= Alba Rojo Cama =

Mexican sculptor

Alba Teresa Rojo Cama (28 April 1961 – 16 August 2016) was a Mexican sculptor known for her geometric artworks.

==Life==
Rojo was born on 28 April 1961 in Mexico City. She was the daughter of artist Vicente Rojo Almazán (1932–2021) and his wife, editor Alba Cama de Rojo (1937–2003), both of whom were originally from Barcelona and became refugees in Mexico from the Spanish Civil War. After high school at Colegio Madrid in Mexico City, she studied mathematics at the National Autonomous University of Mexico from 1981 to 1986, and then worked for the university as a science communicator, before devoting herself to sculpture in the late 1980s.

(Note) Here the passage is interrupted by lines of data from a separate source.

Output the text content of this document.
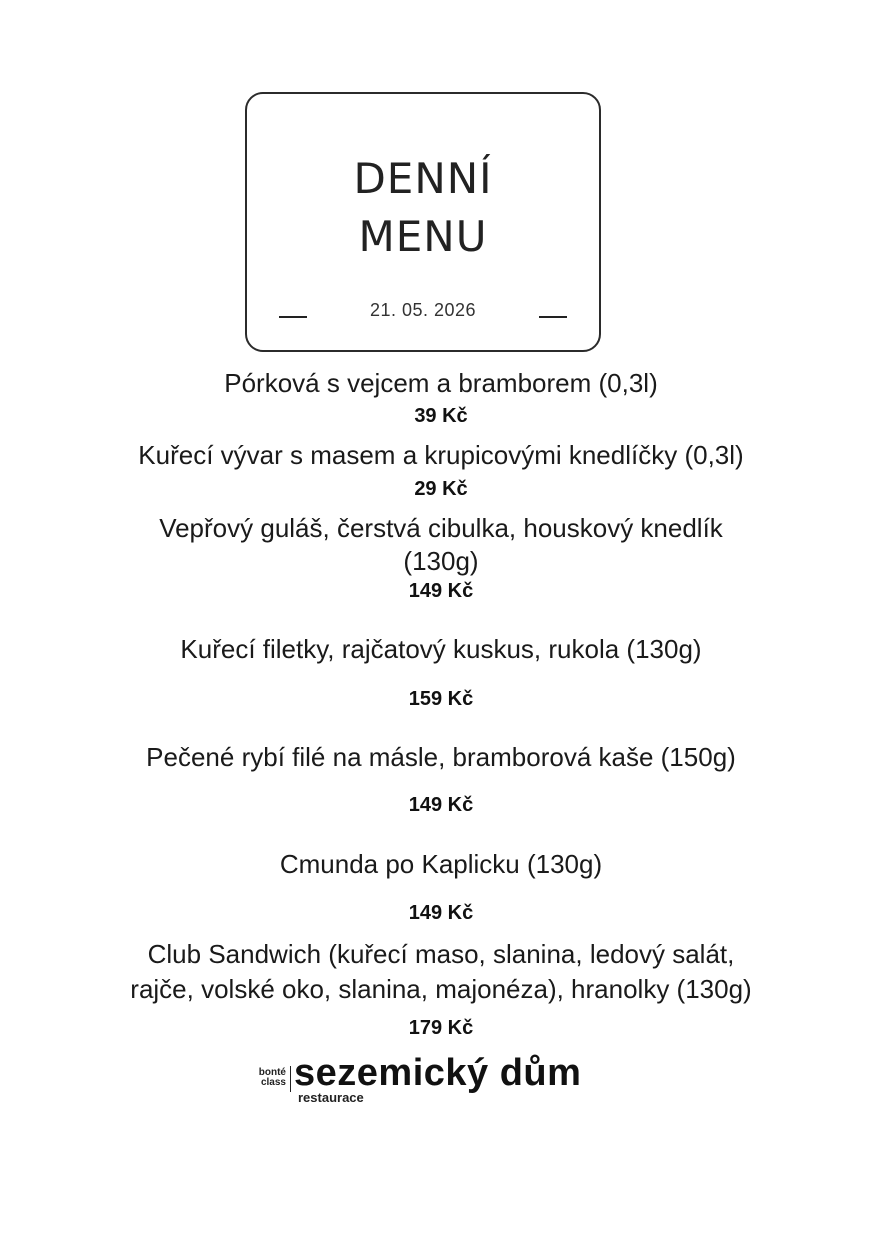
DENNÍ
MENU
21. 05. 2026
Pórková s vejcem a bramborem (0,3l)
39 Kč
Kuřecí vývar s masem a krupicovými knedlíčky (0,3l)
29 Kč
Vepřový guláš, čerstvá cibulka, houskový knedlík
(130g)
149 Kč
Kuřecí filetky, rajčatový kuskus, rukola (130g)
159 Kč
Pečené rybí filé na másle, bramborová kaše (150g)
149 Kč
Cmunda po Kaplicku (130g)
149 Kč
Club Sandwich (kuřecí maso, slanina, ledový salát,
rajče, volské oko, slanina, majonéza), hranolky (130g)
179 Kč
bonté
class sezemický dům
restaurace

She died on 16 August 2016 after a three-year battle with cancer.

==Works==
Her works included
- Obelisco rojo (2000), a 3-meter-tall red metal spire installed at the Autonomous University of Coahuila,
- Dialogue de bancas (2006), a bench included as part of a joint public art exhibit on Paseo de la Reforma in Mexico City,
- Cajas y almejas (2010), a collection of 37 separate sculptures variously made from wood, metal, and cardboard, and
- Ventana (2013), a collection of windows paned with laser-cut paper,
as well as a 2016 calendar combining photos of her artworks with mathematical challenges.